None of this would matter if it didn’t matter. But when Professor Noobi sees that her students say the readings in her course are not “useful,” she knows that she can more easily secure her position and livelihood by reducing or eliminating those readings, whether or not they were intellectually justified. Good professors, of course, resist such temptations, but when one’s career is at stake, small compromises (perhaps made even unconsciously) are all too easy, and year after year, they add up. Or rather, drag down. In any case, professors simply should not be put into such positions.

The sad part is that with a little courage and creativity, evaluations could be made to be, at least, somewhat useful. When this new form was in its draft stages, I actually suggested to the committee a large number of questions. One of them was:

My instructor was funny.

That question was rejected on the grounds that not everyone is naturally funny. But what about those of us who are not naturally approachable? Here are some other questions I suggested that did not make the cut:

The instructor seemed to hold students to high standards.

The instructor treated students as though they were responsible for their own success in the course.

The instructor stressed thinking skills, not just knowledge of material.

Notice, by the way, that that last one is not the same as the one about “critical reading and writing” I criticized above. Students can fairly comment on what the instructor seemed to stress, but what they learned may not have anything to do with the quality of the instruction provided.

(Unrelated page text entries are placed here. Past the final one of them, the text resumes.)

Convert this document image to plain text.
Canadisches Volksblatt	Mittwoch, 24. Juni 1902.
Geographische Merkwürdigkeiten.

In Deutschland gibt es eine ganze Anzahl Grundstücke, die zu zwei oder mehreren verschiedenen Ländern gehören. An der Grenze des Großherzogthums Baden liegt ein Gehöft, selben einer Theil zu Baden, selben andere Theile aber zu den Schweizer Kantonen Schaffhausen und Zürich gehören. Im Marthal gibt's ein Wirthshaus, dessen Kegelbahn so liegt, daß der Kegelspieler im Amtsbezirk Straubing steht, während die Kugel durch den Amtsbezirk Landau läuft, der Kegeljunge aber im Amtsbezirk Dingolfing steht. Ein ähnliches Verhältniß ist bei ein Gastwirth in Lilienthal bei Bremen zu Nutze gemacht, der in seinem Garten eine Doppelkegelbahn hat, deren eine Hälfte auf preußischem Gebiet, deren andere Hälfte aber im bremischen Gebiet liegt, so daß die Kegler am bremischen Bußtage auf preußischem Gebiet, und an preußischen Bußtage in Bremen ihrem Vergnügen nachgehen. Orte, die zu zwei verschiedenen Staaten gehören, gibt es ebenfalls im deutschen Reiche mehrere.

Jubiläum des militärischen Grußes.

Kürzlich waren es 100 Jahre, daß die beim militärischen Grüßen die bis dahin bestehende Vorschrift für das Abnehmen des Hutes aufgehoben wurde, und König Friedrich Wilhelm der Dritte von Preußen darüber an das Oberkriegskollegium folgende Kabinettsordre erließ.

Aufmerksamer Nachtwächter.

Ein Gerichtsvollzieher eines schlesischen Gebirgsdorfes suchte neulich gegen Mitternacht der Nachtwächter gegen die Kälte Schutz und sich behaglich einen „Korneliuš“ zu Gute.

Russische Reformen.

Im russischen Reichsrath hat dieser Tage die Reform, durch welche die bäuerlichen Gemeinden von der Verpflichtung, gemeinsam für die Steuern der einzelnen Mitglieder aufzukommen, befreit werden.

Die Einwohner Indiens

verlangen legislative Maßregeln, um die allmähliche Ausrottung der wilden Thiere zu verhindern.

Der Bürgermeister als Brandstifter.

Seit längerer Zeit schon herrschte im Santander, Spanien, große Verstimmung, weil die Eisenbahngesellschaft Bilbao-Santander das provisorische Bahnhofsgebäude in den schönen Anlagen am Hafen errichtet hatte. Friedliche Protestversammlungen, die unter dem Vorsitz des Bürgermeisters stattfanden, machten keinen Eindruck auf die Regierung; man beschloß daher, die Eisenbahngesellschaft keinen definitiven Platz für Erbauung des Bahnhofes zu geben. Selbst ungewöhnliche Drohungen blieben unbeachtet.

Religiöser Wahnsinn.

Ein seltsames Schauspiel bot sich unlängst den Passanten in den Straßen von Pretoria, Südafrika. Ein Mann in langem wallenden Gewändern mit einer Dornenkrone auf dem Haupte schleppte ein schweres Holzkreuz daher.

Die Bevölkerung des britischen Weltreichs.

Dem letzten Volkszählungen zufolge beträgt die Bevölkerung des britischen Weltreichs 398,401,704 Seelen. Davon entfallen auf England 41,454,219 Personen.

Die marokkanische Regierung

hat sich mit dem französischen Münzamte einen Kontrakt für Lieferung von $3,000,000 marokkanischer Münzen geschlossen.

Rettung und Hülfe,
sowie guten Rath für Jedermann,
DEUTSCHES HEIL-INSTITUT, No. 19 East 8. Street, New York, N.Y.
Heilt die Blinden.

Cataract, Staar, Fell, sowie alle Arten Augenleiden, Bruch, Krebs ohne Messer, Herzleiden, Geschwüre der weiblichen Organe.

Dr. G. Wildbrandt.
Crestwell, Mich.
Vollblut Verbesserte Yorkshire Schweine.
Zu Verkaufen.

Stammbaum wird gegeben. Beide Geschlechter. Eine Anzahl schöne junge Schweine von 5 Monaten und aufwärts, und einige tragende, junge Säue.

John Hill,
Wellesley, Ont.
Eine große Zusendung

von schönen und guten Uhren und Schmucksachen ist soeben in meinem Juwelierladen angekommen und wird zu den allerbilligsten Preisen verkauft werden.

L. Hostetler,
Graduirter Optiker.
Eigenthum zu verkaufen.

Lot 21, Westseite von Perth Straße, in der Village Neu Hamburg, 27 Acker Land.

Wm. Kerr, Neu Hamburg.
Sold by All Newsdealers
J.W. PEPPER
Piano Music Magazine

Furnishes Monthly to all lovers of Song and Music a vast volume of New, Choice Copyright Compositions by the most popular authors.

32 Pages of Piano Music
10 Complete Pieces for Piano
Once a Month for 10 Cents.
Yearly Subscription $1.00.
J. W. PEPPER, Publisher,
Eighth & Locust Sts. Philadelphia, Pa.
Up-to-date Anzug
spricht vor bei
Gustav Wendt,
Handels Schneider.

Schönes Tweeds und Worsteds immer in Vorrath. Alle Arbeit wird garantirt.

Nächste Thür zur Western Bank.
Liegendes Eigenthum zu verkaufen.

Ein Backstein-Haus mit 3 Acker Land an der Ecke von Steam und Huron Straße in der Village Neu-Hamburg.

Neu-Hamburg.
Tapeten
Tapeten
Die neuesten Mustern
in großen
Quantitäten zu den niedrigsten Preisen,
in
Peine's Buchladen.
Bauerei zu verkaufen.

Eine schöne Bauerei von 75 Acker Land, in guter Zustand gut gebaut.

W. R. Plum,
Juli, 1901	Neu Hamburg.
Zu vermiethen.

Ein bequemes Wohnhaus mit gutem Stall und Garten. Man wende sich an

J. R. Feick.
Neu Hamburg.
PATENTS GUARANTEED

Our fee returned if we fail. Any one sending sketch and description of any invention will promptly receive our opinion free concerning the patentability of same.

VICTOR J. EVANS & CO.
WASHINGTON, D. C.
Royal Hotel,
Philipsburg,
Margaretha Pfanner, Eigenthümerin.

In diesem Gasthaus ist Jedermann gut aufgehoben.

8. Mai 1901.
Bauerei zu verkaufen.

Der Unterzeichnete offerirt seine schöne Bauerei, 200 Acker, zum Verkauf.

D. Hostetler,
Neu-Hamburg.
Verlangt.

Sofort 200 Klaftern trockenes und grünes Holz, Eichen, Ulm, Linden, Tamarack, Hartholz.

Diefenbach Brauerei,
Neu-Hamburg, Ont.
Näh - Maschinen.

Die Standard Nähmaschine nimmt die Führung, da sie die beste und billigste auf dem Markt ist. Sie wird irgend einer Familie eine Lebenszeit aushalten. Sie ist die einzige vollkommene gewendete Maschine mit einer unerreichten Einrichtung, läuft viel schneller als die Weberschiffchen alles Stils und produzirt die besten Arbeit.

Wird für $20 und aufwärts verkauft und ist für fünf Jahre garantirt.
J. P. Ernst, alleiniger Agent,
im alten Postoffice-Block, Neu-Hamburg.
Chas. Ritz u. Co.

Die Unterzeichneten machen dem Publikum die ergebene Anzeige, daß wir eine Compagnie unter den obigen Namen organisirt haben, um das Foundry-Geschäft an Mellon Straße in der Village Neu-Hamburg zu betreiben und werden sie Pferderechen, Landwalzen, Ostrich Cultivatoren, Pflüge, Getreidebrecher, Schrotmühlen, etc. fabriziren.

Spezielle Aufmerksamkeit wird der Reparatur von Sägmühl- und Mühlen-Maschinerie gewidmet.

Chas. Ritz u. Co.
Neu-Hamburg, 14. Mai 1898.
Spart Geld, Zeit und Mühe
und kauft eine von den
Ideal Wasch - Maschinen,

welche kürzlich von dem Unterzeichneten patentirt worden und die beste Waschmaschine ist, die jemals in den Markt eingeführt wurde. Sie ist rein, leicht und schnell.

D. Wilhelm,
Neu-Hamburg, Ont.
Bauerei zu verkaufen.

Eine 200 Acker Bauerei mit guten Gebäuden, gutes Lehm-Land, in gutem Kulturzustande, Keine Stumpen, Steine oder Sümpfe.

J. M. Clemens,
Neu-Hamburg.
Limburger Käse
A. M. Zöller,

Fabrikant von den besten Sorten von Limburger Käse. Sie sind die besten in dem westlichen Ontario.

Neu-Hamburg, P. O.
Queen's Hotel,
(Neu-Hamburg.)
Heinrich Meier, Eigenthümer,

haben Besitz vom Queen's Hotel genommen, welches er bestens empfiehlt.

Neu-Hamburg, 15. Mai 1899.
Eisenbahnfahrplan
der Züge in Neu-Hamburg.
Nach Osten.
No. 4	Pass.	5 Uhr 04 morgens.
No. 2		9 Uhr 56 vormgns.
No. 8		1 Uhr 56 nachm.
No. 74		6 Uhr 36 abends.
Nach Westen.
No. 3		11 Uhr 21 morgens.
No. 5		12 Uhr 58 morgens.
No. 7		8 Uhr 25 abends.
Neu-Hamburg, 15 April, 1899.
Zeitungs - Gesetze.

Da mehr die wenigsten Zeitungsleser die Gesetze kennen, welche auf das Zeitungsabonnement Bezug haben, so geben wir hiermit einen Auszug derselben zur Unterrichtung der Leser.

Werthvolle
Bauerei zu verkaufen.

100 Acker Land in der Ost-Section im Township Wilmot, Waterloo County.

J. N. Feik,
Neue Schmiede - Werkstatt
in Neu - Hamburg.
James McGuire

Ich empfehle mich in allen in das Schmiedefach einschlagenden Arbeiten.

Here’s another good example:

The instructor encouraged students to see how complex the issues raised in the course were.

I like this question because often evaluations ask students about whether the instructor is clear, and students often praise their instructors for making “everything clear and easy to understand.” But I worry that clear and easy to understand is really the student’s perception of what a professor might consider leaving out the hard parts and  glossing over the difficulties. If a university course is well done, there should be a lot of things that are decidedly not easy to understand.

As I said, none of these suggestions was accepted by the committee who created the new list, and to be fair, I’m sure they were trying to balance out suggestions from all sides, so it’s really no wonder that the result is what it is: outrageous only in its timidity, and offensive only in its extreme inoffensiveness. But what is the solution? Let people create their own forms, provided they are approved by the Dean?

Oh, right. That’s what we used to have.